AU PARFUM DES MINHAGUIM
La coutume est de chanter à la table du Chabbat des piyoutim et des zémirot.
Ce minhag découle du midrach sur le verset (Chir Hachirim 8:14) « Fuis, mon bien-aimé (…) ». Lorsque les enfants d’Israël mangent et boivent, bénissent, louent et encensent le Saint béni soit-Il, Il écoute leur voix et est satisfait.
En outre, comme le disent nos Sages, « quand trois hommes partageant le même repas prononcent des paroles de Torah, c’est comme s’ils mangeaient à la table de D.ieu ». Or, du fait que nombre de nos frères n’étaient pas versés en Torah, la récitation des zémirot à été instaurée à la place.
CHEMIRAT HALACHONE
Ecouter en silence
Celui qui a l’habitude de se taire échappe à plusieurs fautes, dont la flatterie, la moquerie, la médisance, le mensonge, les invectives. Car lorsqu’un homme l’insulte et l’invective, s’il répond, ce sera encore pire.
Voici le parti que prend le Sage : « J’entends de mauvaises paroles mais je me tais. » Et d’expliquer la raison de ce choix : « Si je réponds à celui qui m’attaque et m’invective, je crains d’entendre des insultes pires que les premières. »
DANS LA SALLE DU TRÉSOR
Rabbi David Hanania Pinto
Abandon de la Torah, effondrement des remparts
Comment expliquer que les enfants d’Israël, qui avaient paisiblement attendu le retour de Moché durant quarante jours, furent soudain à bout de patience au point qu’ils décidèrent de construire le veau d’or, péché dont nous subissons encore, jusqu’à aujourd’hui, les tragiques conséquences ? D’ailleurs, une des raisons pour lesquelles nous jeûnons le 17 Tamouz est que ce fut le jour où nos ancêtres prirent cette malheureuse initiative. Ce jeûne a donc pour but d’effacer toute empreinte et d’obtenir l’expiation de ce péché qui, à travers toutes les générations, fait peser une lourde accusation sur le peuple juif.
Comme nous le savons, ce jour fut aussi marqué par une autre tragédie, la première brèche dans les murailles de Jérusalem, événement qui n’est lui-même qu’une conséquence du péché du veau d’or et vient confirmer que le 17 Tamouz est bien prédestiné à la punition.
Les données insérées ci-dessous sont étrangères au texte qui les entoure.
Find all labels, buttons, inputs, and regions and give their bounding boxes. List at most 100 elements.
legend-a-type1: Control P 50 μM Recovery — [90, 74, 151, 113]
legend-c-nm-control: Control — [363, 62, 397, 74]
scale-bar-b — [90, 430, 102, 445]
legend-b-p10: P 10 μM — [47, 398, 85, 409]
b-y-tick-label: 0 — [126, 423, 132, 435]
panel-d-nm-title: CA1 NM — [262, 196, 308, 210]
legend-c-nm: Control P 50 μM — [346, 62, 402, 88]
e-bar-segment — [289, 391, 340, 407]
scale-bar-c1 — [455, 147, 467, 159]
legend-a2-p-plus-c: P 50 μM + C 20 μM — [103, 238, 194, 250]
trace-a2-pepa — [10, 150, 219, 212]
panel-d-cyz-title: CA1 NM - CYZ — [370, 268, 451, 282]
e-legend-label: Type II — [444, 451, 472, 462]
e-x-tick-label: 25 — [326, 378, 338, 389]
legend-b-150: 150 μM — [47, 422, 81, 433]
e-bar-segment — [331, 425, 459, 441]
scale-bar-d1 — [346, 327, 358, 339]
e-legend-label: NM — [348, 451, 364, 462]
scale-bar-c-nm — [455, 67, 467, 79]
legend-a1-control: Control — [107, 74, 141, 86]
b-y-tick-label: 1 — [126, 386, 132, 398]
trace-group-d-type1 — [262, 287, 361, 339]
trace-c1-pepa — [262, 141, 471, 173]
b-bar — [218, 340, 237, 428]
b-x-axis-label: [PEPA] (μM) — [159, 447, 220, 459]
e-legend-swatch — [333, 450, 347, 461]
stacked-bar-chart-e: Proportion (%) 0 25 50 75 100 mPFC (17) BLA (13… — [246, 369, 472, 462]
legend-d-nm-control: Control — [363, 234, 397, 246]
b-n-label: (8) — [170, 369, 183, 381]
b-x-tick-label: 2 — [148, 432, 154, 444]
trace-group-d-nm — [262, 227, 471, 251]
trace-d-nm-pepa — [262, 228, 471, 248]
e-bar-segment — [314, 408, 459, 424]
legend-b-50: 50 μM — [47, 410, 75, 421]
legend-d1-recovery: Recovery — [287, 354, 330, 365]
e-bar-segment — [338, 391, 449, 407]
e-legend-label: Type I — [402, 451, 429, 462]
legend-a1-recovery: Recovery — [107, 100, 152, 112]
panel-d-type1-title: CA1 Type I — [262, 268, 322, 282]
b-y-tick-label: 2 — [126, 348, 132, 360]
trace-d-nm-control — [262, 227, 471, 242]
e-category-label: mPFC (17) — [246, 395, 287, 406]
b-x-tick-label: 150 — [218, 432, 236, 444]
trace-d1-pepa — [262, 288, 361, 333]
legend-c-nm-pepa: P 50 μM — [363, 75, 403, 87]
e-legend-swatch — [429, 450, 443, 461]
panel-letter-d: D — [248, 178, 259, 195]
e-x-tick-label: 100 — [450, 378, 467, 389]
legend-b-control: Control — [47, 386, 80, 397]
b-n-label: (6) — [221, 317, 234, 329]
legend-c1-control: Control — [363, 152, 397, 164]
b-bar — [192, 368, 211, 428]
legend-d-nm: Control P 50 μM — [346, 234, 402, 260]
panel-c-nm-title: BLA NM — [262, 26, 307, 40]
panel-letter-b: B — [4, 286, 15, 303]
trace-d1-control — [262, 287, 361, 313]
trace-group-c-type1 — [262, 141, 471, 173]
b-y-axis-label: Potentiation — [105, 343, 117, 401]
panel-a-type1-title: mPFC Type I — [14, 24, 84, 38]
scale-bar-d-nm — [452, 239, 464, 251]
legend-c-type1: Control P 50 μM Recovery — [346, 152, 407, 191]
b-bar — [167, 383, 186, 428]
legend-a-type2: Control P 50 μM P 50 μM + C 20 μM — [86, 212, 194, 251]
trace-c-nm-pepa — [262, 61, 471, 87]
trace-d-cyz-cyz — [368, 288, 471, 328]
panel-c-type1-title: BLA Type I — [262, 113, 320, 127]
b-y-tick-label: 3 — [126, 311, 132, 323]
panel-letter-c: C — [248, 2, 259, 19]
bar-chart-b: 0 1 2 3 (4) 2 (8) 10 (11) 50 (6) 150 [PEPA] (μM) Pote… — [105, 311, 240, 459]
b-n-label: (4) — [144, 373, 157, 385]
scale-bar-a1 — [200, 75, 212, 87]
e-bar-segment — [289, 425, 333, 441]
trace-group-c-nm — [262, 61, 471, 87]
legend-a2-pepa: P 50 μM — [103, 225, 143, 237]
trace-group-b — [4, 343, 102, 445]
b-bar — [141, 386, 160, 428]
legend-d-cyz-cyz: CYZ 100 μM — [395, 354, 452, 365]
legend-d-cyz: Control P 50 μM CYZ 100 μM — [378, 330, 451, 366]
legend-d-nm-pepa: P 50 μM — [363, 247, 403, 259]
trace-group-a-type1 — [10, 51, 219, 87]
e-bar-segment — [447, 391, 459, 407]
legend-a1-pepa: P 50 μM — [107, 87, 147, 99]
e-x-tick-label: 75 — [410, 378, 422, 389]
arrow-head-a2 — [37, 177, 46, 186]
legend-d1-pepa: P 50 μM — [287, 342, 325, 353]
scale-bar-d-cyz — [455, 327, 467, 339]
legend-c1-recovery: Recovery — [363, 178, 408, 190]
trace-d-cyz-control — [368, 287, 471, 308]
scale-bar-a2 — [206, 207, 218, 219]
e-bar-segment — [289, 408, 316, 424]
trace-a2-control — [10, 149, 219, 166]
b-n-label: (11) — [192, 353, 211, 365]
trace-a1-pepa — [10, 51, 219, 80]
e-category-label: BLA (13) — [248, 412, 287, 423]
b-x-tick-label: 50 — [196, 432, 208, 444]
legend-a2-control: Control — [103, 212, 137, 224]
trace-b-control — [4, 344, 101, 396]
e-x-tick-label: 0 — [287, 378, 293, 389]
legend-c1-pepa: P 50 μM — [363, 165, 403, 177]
La Torah, de par le pouvoir protecteur qu’elle exerce sur l’homme, est comparée à une muraille. Mais, dès lors que les enfants d’Israël la délaissèrent, ils perdirent cette protection et devinrent la cible du Destructeur, auquel ils préparèrent, à leur insu, le terrain. Désormais, la route n’était plus longue jusqu’à la destruction du Temple… Le terme ’homa, muraille, peut également être rapproché du terme ’héma, colère, où nous lisons en filigrane l’irritation de Dieu face à un peuple qui s’était montré infidèle à la Torah et ne lui avait laissé d’autre choix que de détruire Sa résidence.
Ainsi donc, le péché du veau d’or correspond à l’amorce de la punition, qui se manifesta tout d’abord par la destruction du Temple, puis, tout au long de la chaîne des générations, par un lot de poignantes souffrances. Tout comme il serait aberrant qu’un Juif, religieux depuis son plus jeune âge, décide d’entrer dans une église pour s’y agenouiller, il nous est malaisé de comprendre comment nos ancêtres ont pu en venir à construire cette idole.
Répondons simultanément à ces deux questions. Il arrive parfois qu’un homme désire tester la limite de ses forces et sa résistance personnelle, et ce, bien souvent au péril de sa vie. Ainsi, combien d’individus ont-ils trouvé la mort après avoir voulu faire une telle expérience, du fait qu’ils ont trop tiré sur la corde ! Ces dangereuses ambitions se retrouvent principalement dans le domaine sportif, où d’aucuns se lancent le défi de dépasser les records établis. C’est la compétition, que ce soit dans la plongée, le saut à l’élastique, le saut en chute libre, ou en traversant des précipices sur une corde raide. Si l’on réfléchit, il s’agit en fait là d’un défi à la mort. Comment peut-on oser se conduire ainsi et se placer dans un tel danger ?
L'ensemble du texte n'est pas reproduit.